An Overview of Selected Prognostic Technologies with Reference to an Integrated PHM Architecture
Shared by Miryam Strautkalns, updated on Mar 20, 2013
- Author(s) :
- M. Roemer, C. Byington, G. Kacprzynski, G. Vachtsevanos, K. Goebel
This chapter reviewed generic prognosis algorithmic approaches and introduced some of the basics associated with probabilistic predictions and a required architecture for performing prognostics on critical aerospace systems.
Prognosis is a critical element of a HM system and has the promise to realize major benefits for cost avoidance and safety improvement for fielded systems.
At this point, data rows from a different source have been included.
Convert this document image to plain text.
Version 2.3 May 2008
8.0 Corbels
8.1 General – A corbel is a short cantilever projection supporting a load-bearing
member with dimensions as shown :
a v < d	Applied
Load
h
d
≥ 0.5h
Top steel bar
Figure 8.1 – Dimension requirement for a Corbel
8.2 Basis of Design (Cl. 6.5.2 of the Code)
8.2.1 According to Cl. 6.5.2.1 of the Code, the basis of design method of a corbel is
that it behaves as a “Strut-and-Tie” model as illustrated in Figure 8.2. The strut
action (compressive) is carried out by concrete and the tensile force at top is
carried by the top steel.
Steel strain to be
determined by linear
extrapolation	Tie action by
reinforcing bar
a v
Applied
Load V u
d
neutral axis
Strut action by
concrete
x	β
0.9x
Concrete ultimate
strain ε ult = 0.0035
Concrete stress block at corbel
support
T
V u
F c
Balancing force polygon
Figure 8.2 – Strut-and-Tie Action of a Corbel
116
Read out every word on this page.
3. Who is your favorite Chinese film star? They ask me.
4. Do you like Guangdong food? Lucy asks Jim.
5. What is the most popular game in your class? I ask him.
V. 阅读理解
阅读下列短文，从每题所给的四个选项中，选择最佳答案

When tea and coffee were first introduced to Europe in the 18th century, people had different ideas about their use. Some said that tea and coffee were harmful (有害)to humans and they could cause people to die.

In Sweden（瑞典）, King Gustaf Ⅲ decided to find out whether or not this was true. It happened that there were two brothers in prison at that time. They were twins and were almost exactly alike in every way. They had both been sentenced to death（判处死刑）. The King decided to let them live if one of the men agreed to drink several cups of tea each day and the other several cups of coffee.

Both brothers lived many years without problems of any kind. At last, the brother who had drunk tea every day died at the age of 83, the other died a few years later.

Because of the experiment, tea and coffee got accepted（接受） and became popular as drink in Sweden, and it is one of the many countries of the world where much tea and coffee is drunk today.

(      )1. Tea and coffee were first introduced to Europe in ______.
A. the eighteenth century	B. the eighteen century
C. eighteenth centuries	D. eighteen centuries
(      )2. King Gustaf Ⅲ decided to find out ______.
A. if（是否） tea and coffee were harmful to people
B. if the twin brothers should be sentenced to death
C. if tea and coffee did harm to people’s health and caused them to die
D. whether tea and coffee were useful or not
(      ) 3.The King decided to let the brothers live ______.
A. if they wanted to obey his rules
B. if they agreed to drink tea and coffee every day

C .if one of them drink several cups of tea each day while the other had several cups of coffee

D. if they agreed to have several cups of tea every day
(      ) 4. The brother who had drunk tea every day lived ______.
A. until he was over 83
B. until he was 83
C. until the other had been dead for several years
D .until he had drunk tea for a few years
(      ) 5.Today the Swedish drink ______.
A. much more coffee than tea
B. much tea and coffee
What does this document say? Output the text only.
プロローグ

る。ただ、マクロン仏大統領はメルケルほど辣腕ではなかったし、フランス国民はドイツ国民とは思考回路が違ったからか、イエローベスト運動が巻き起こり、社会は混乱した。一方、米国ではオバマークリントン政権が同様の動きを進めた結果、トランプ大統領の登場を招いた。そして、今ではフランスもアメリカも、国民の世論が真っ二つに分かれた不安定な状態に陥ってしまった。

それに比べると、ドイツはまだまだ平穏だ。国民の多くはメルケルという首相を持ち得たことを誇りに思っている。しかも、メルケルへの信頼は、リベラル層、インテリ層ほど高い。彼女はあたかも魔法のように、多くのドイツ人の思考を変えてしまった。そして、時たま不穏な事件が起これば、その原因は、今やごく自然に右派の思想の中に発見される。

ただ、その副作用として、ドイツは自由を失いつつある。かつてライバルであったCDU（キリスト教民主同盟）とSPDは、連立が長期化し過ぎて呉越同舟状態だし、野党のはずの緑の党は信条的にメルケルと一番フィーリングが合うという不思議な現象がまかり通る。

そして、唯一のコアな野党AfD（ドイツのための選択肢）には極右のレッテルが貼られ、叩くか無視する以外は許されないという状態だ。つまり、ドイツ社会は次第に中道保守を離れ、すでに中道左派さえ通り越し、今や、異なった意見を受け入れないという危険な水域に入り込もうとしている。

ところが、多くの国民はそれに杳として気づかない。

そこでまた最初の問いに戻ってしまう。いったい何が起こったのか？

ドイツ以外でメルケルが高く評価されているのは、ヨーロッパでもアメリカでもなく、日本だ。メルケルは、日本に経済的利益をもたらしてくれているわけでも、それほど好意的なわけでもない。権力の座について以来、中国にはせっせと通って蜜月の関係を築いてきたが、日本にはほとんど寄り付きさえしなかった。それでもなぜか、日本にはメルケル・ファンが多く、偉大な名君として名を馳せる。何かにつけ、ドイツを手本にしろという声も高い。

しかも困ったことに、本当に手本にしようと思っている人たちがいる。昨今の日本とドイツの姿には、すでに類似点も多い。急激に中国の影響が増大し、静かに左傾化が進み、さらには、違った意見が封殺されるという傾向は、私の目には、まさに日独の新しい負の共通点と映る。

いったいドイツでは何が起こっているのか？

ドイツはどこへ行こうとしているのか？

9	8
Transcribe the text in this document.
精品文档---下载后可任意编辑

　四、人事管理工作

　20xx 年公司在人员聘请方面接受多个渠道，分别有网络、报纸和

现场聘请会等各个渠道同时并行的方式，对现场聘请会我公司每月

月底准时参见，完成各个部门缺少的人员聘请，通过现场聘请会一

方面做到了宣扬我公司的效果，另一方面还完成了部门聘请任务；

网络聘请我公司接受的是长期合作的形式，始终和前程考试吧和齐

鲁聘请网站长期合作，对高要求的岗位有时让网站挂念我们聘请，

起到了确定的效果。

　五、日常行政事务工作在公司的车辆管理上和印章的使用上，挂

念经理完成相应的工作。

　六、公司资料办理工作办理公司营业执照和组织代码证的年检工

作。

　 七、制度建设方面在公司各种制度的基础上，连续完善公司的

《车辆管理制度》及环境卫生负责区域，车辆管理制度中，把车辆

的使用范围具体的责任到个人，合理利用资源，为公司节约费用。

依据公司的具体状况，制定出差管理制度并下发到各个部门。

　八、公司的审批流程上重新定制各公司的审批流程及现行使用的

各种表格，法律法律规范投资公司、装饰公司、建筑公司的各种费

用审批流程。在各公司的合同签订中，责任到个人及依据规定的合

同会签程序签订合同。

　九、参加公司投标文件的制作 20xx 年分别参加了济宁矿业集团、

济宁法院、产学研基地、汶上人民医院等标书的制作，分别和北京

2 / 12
It also presents a number of challenges to the HM system designer, primarily due to the need to properly model damage progression and to deal with large-grain uncertainty. Long-term prediction of a fault’s evolution to the point thatmay result in a failure requires means to represent and manage the inherent uncertainty. Moreover, accurate and precise prognosis demands good models of the fault growth and statistically sufficient samples of failure data to assist in training, validating, and fine tuning prognostic algorithms. Prognosis performance metrics, robust algorithms, and test platforms that may provide needed data have been the target of HM researchers in the recent past. Many accomplishments have been reported but major challenges still remain to be addressed.
To address the issue of inherent uncertainties that are the aggregate of many unknowns and can result in considerable prediction variability, the concept of adaptive prognosis was introduced. In that case, available, albeit imperfect, information is used to update elements of the prognostic model. Only one of many approaches for accomplishing this was briefly introduced, namely, the particle filter. Other statistical update techniques include Bayesian updating, constrained optimization, and Kalman filtering.
The design process is not a trivial process by which features and models are chosen for integration such that the best possible prediction on RUL still is obtained. It takes substantial effort to design systems so that measured data can be fused and used in conjunction with physics-based models to estimate current and future damage states. This is exacerbated when multiple models are employed that may use different feature inputs. The prognosis system must also be capable of intelligently calibrating a priori initial conditions (e.g., humidity, strain, and temperature) and random variable characteristics in an automated yet lucid process.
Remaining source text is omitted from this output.